Spleens were harvested from FV-infected wild-type (WT) or TLR7 deficient (Tlr7 KO) mice at 14 dpi, embedded in paraffin, and sectioned onto glass slides. Sections were stained with hematoxylin and eosin. Germinal centers (GCs) were identified by their characteristic staining pattern of a paler central circular area (indicated by arrows) surrounded by a darker mantle zone and marginal zone. Five mice for each group were analyzed, and four non-consecutive sections were analyzed for each mouse.

Figure 8. TLR7 is required for IFNγ expression in CD4 T cells.

Wild-type (WT) and TLR7 deficient (Tlr7 KO) mice were infected with FV. At 14 dpi, splenocytes were harvested, restimulated for 3 h with PMA/ionomoycin, and analyzed by flow cytometry for intracellular expression of IFNγ in (A) CD4 T cells (TCRβ+, CD4+) and (B) CD8 T cells (TCRβ+, CD8+). A representative flow cytometry plot for the T cell gated cells for each group is shown. Each bar of the histogram represents the average of 5–6 mice.

Figure 9. The FV-specific CD8 T cell response is independent of TLR7.

Wild-type (WT) or TLR7 deficient mice (Tlr7 KO) were infected with FV. At 14 dpi, splenocyte suspensions were analyzed by flow cytometry with an H2D^b-GagL tetramer (A), or with an antibody to detect PD1 expression (B). Flow cytometry plots are gated on TCRβ+, CD8+ T cells. Each bar of the histogram represents the average of 5–6 mice.

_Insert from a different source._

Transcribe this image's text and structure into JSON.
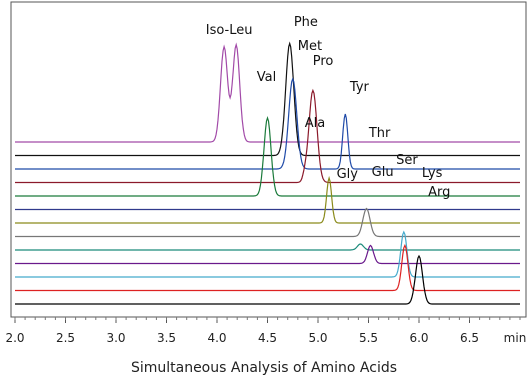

Figure 10. B cell-intrinsic Myd88 regulates germinal center B cells but not CD4 T cell IFNγ expression.

Heterozygous mice (CD19-Cre/Myd88^+/−) or mice with B cell specific deletion of Myd88 (CD19-Cre/Myd88^flox/−) were infected with FV, At 14 dpi, splenocytes suspensions were analyzed by flow cytometry for GL7 expression in CD19+ B cells (A) and for IFNγ expression in CD4+, TCRβ+ T cells (B). Each bar represents the average of four mice.